Borja Valero, cotto e mangiato

Borja Valero, cotto e mangiato

Borja Valero rischia di uscire dall’undici titolare di Spalletti. Se, come sembra, l’inter punta sulla fisicità e su Rafinha, gli spazi per lo spagnolo si restringono sempre più.

di Redazione Il Posticipo

Bocciato. Senza se e ma. Se il centrocampo dell’Inter balbetta calcio non è solo colpa di Brozovic, additato ormai come nemico numero uno di San Siro. La luce si è spenta in coincidenza del calo di tensione di Borja Valero.

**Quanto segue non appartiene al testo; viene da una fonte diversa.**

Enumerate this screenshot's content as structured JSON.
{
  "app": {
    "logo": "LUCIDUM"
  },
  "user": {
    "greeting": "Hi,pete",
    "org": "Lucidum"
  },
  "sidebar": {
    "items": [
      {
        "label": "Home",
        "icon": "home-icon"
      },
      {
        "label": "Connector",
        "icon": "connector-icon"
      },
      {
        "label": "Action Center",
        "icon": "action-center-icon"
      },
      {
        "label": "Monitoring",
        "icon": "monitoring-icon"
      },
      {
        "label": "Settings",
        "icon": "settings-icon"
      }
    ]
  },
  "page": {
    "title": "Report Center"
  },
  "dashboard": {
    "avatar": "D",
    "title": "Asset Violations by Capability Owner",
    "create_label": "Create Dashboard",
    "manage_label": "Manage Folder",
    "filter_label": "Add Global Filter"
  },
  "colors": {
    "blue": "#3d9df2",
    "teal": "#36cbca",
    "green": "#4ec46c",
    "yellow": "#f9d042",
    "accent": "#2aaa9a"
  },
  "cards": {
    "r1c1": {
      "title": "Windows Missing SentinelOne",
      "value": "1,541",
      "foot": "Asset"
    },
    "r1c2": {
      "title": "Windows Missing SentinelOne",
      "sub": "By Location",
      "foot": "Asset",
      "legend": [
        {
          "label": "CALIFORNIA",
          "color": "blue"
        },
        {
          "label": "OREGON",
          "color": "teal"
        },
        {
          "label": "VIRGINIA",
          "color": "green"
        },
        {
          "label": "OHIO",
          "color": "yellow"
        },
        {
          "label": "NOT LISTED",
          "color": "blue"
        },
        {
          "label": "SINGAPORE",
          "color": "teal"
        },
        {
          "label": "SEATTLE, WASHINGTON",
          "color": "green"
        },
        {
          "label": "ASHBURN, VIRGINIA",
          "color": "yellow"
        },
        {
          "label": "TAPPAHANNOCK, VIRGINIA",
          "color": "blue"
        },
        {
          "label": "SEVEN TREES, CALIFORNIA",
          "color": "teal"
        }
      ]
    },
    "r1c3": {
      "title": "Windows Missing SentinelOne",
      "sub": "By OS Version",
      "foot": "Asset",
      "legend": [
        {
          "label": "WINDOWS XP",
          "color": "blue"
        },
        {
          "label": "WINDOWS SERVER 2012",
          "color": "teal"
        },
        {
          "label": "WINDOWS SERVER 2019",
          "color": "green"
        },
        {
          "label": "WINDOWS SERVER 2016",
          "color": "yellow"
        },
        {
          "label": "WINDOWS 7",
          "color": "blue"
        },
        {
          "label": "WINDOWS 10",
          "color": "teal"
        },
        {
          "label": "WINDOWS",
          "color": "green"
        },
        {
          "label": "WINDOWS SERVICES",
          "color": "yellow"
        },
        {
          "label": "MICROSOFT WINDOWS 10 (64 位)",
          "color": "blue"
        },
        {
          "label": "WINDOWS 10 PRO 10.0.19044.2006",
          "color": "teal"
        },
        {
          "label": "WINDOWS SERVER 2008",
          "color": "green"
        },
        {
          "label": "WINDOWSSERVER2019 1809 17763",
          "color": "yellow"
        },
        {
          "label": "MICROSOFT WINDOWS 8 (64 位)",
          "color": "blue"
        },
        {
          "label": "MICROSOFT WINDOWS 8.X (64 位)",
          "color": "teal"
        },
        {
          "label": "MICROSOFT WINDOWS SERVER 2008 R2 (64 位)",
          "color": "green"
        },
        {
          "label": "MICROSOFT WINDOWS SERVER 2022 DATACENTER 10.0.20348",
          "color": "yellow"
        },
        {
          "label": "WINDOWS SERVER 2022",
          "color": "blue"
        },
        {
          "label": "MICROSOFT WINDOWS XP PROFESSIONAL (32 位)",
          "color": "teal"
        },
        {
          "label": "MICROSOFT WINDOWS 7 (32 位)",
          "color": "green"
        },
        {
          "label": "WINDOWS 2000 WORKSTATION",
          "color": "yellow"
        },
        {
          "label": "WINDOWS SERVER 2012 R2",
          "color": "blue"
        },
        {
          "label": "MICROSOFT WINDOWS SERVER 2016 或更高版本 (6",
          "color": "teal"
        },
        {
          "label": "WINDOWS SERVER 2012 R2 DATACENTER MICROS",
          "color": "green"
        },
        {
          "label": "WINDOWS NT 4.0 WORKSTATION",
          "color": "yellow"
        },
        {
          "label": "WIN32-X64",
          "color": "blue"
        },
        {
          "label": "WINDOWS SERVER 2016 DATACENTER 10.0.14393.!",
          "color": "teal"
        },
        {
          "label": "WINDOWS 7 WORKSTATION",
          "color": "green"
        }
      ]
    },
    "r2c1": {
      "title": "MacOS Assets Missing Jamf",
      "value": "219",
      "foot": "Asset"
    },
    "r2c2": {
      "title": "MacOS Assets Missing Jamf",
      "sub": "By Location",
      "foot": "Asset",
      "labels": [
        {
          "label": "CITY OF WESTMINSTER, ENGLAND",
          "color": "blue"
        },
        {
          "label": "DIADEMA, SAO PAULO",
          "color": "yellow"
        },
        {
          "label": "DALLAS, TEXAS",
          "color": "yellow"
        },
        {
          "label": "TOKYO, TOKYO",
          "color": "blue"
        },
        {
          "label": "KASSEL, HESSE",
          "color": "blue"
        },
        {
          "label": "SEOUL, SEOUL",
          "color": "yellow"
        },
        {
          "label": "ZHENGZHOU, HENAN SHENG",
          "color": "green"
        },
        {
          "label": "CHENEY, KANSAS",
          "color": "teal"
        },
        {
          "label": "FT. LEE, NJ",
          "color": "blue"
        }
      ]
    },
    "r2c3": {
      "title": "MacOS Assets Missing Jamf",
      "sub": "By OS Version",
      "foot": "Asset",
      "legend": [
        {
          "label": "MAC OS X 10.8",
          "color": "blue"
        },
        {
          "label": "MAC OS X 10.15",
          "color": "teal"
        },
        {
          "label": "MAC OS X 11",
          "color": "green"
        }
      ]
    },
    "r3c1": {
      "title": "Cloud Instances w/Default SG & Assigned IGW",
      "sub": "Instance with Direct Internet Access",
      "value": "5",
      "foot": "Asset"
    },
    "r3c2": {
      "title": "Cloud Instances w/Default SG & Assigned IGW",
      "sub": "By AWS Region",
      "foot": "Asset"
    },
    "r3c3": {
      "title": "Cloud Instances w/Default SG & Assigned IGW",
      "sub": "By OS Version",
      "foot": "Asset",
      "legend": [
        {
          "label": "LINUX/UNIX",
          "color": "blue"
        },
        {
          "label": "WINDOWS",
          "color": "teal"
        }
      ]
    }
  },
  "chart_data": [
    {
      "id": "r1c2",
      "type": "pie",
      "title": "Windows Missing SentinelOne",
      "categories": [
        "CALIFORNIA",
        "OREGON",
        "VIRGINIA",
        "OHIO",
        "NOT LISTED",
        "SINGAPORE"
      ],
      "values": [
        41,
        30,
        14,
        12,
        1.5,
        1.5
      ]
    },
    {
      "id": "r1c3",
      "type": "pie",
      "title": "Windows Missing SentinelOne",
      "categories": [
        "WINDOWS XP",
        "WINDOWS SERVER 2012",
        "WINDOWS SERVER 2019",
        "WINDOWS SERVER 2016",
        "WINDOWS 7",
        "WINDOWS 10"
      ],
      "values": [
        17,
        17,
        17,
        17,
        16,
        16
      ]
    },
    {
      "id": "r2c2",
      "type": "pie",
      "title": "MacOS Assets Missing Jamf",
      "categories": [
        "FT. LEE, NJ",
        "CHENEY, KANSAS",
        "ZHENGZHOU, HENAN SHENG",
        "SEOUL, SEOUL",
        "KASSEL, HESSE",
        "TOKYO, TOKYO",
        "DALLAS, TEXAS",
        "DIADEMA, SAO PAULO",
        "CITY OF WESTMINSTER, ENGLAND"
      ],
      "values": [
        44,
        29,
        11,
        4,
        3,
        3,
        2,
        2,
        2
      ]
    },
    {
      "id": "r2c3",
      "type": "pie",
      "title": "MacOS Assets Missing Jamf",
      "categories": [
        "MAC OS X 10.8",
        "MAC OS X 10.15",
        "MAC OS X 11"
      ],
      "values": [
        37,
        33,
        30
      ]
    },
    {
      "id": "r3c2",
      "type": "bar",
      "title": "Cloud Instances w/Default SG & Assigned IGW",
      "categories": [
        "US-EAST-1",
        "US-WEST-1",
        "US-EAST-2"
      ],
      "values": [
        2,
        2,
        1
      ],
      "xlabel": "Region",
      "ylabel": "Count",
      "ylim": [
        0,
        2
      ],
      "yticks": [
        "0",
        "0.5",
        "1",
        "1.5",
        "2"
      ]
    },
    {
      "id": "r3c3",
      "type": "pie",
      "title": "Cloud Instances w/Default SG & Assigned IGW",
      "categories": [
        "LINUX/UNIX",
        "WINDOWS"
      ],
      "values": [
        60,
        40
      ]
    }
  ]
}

Borja Valero, anello debole del centrocampo

Intoccabile, ma anche indifendibile. L’involuzione dello spagnolo è evidente. In debito d’ossigeno e di forze: gli avversari corrono il doppio e lo schieramento tattico dell’Inter non lo aiuta. Una squadra troppo lunga, che lo costringe a coprire una porzione di campo troppo ampia. Semplicemente, Borja non regge il ritmo dei 90’. Sul finire del match con il Bologna, con l’avversario ridotto in dieci, perde un pallone che rischia di trasformarsi nell’azione del pareggio. Persino Spalletti sembra arrendersi all’evidenza. Lo spagnolo rallenta l’azione e perde troppi palloni. Un “vizio” pressoché impossibile da estirpare. Valero non è un regista, ma un giocatore d’appoggio. Un palleggiatore che ha la fantasia per galleggiare fra le linee ma non per reggere il centrocampo dettando le trame di gioco. Tocca troppe volte il pallone per essere un regista ma ha perso il passo da trequartista.

O recupera o va in panchina

Il vero problema è che l’Inter non ha un piano B. Ergo, Valero non può giocare i palloni sui venti metri e in orizzontale. L’unico modo per recuperarlo (o cestinarlo) definitivamente è il cambio di modulo: nel 4-3-1-2 o nel 3-5-2, dove non serve il regista, lo spagnolo può ritrovare l’utilità smarrita a inizio stagione. O perdere del tutto il posto. E poi c’è l’incognita Rafinha. Se, come sembra, Spalletti tornerà a puntare sulla fisicità per privilegiare il brasiliano, riprende quota la presenza di Gagliardini. Un centrocampo molto più forte, con l’ex atalantino e Vecino in coppia a fare da alfieri all’ex Barcellona, può diventare la base su cui poggiare la nuova Inter, meno bella sul piano del palleggio, ma sicuramente più incisiva. Del resto, la qualità, come ammesso dallo stesso Spalletti, non è proprio una…qualità di questa rosa.